The Bank of of Credit and Commerce International (BCCI) was the 7th largest private bank in the world. That is, before it was taken down by the CIA in a bust revealing a mass of money laundering activity. Some of their most famous clients were revealed to be Saddam Hussein and other dictators and terrorist leaders.

(fines by regulators, famous people who have been accused of it, terror activities that were funded this way etc.)

HSBC inadvertently helps fund terrorists

In 2012, a Senate report revealed that HSBC’s lax anti-money laundering procedures had helped for Mexican drug money, Iranian terrorist money, and suspicious Russian money enter the U.S. HSBC was ordered to pay $1.9bn in fines. To the ire of many, no jail time was handed to anyone responsible for the oversights. However, HSBC are still facing knock-on effects of this report today, with families of victims of Mexican drug cartel activity sueing the company. The 2016 Panama Papers scandal has also revealed more information on the HSBC’s illegal activities, days after monitors called their AML measures inadequate.

You can read about more bank scandals here.

The Panama Papers scandal

In April 2016, 11.5 million files were leaked from the world’s 4th biggest offshore law firm, Mossack Fonseca. The documents contained information on world leaders, politicians, and even sports stars using offshore accounts. Some of this information shows inconsistencies with AML regulations, as well as criminal activity.

Current policies

Current AML policies require the following:

  • assessing the risk of your business being used by criminals to launder money
  • checking the identity of your customers
  • checking the identity of ‘beneficial owners’ of corporate bodies and partnerships
  • monitoring your customers’ business activities and reporting anything suspicious to the National Crime Agency (NCA)
  • making sure you have the necessary management control systems in place
  • keeping all documents that relate to financial transactions, the identity of your customers, risk assessment and management procedures and processes
  • making sure that your employees are aware of the regulations and have had the necessary training

Regulations are put in place by both local and international authorities. Thus, each country will, in addition to the FATF’s regulations, have its own specifications.

Procedures for banks and money transfer companies to approve a transaction

AML regulations are particularly significant for banks and money transfer companies needing to approve international transactions. They are required to verify the identity of all their clients. Documentation proving the client’s identity, as well as the legitimacy of the money is required.

Future outlook

With money laundering still common and organisations still failing to comply with current regulations, governments are putting increasing accountability measures into place.

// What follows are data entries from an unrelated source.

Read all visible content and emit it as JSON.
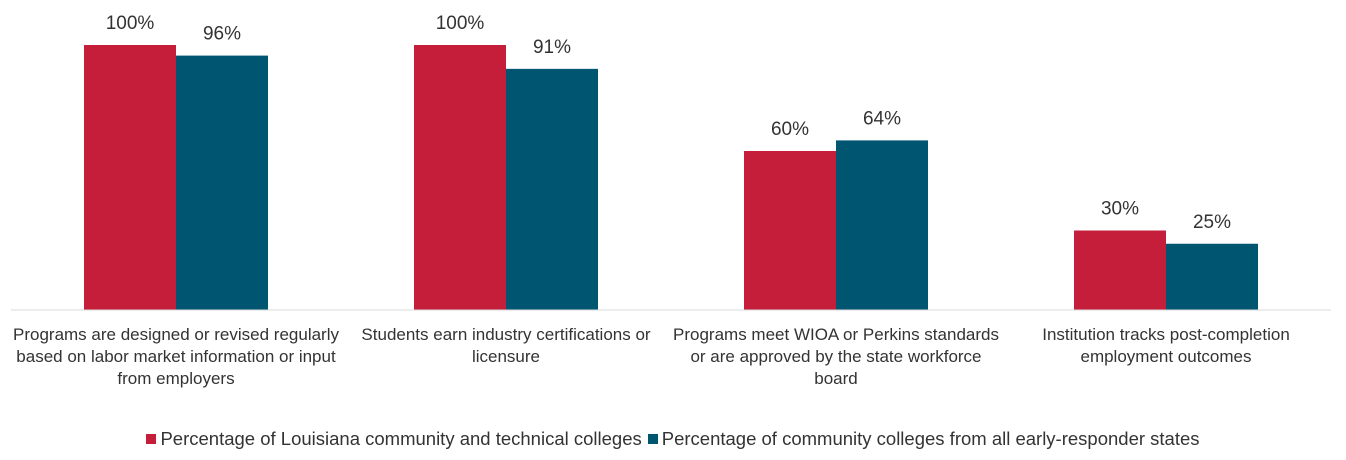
{
  "chart_data": {
    "type": "bar",
    "categories": [
      "Programs are designed or revised regularly based on labor market information or input from employers",
      "Students earn industry certifications or licensure",
      "Programs meet WIOA or Perkins standards or are approved by the state workforce board",
      "Institution tracks post-completion employment outcomes"
    ],
    "series": [
      {
        "name": "Percentage of Louisiana community and technical colleges",
        "color": "#c41e3a",
        "values": [
          100,
          100,
          60,
          30
        ],
        "value_labels": [
          "100%",
          "100%",
          "60%",
          "30%"
        ]
      },
      {
        "name": "Percentage of community colleges from all early-responder states",
        "color": "#005571",
        "values": [
          96,
          91,
          64,
          25
        ],
        "value_labels": [
          "96%",
          "91%",
          "64%",
          "25%"
        ]
      }
    ],
    "legend": "bottom"
  }
}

As global terrorism continues to be a threat, with groups such as ISIS targeting European and American states, possible terrorist funding is being taken seriously.

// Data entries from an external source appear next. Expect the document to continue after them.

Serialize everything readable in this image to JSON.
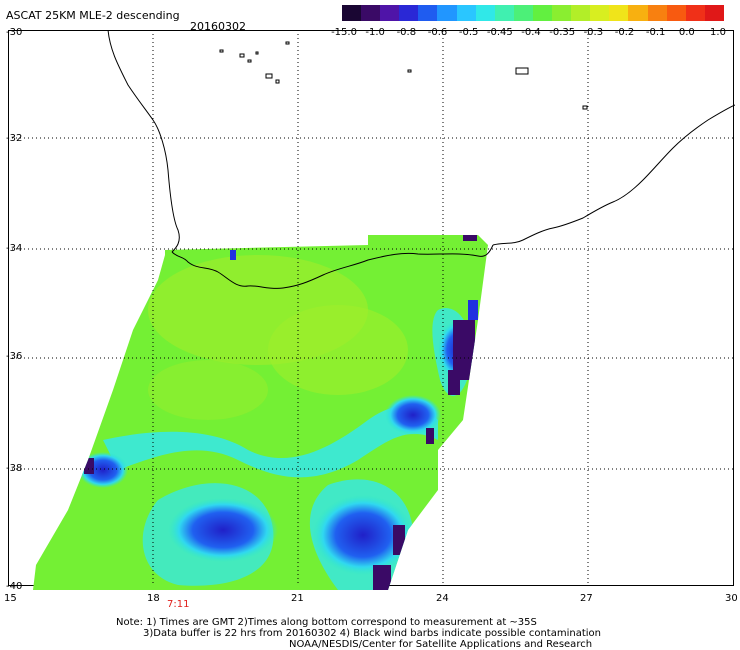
{
  "header": {
    "title": "ASCAT 25KM MLE-2 descending",
    "date": "20160302"
  },
  "colorbar": {
    "labels": [
      "-15.0",
      "-1.0",
      "-0.8",
      "-0.6",
      "-0.5",
      "-0.45",
      "-0.4",
      "-0.35",
      "-0.3",
      "-0.2",
      "-0.1",
      "0.0",
      "1.0"
    ],
    "colors": [
      "#1a0633",
      "#3a0a66",
      "#4f14a8",
      "#2a28d6",
      "#1f5cf0",
      "#2196ff",
      "#2ac6ff",
      "#30e8e8",
      "#40f0b0",
      "#4cf078",
      "#62f040",
      "#8aee30",
      "#b2ee28",
      "#d8ee20",
      "#f0e41a",
      "#f8b010",
      "#f88010",
      "#f85a10",
      "#f03018",
      "#e01818"
    ]
  },
  "axes": {
    "lat_labels": [
      "-30",
      "-32",
      "-34",
      "-36",
      "-38",
      "-40"
    ],
    "lon_labels": [
      "15",
      "18",
      "21",
      "24",
      "27",
      "30"
    ]
  },
  "swath_time": "7:11",
  "notes": {
    "line1": "Note: 1) Times are GMT 2)Times along bottom correspond to measurement at ~35S",
    "line2": "3)Data buffer is 22 hrs from 20160302 4) Black wind barbs indicate possible contamination",
    "line3": "NOAA/NESDIS/Center for Satellite Applications and Research"
  }
}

Companies aim to develop quicker and more secure ways to comply with AML regulations, with improving technology allowing for greater data encryption. Thus, suspicious transactions will be more easily identified and reported.

Anti-money laundering regulations have been around in some form as long as money has existed. The 20th Century brought increased regulations in order to counter illegal activities, especially those involving drug cartels and terrorist organisations. Still, some banks and financial organisations have had major lapses, and even with AMLs it is unlikely that money laundering will ever be entirely eradicated.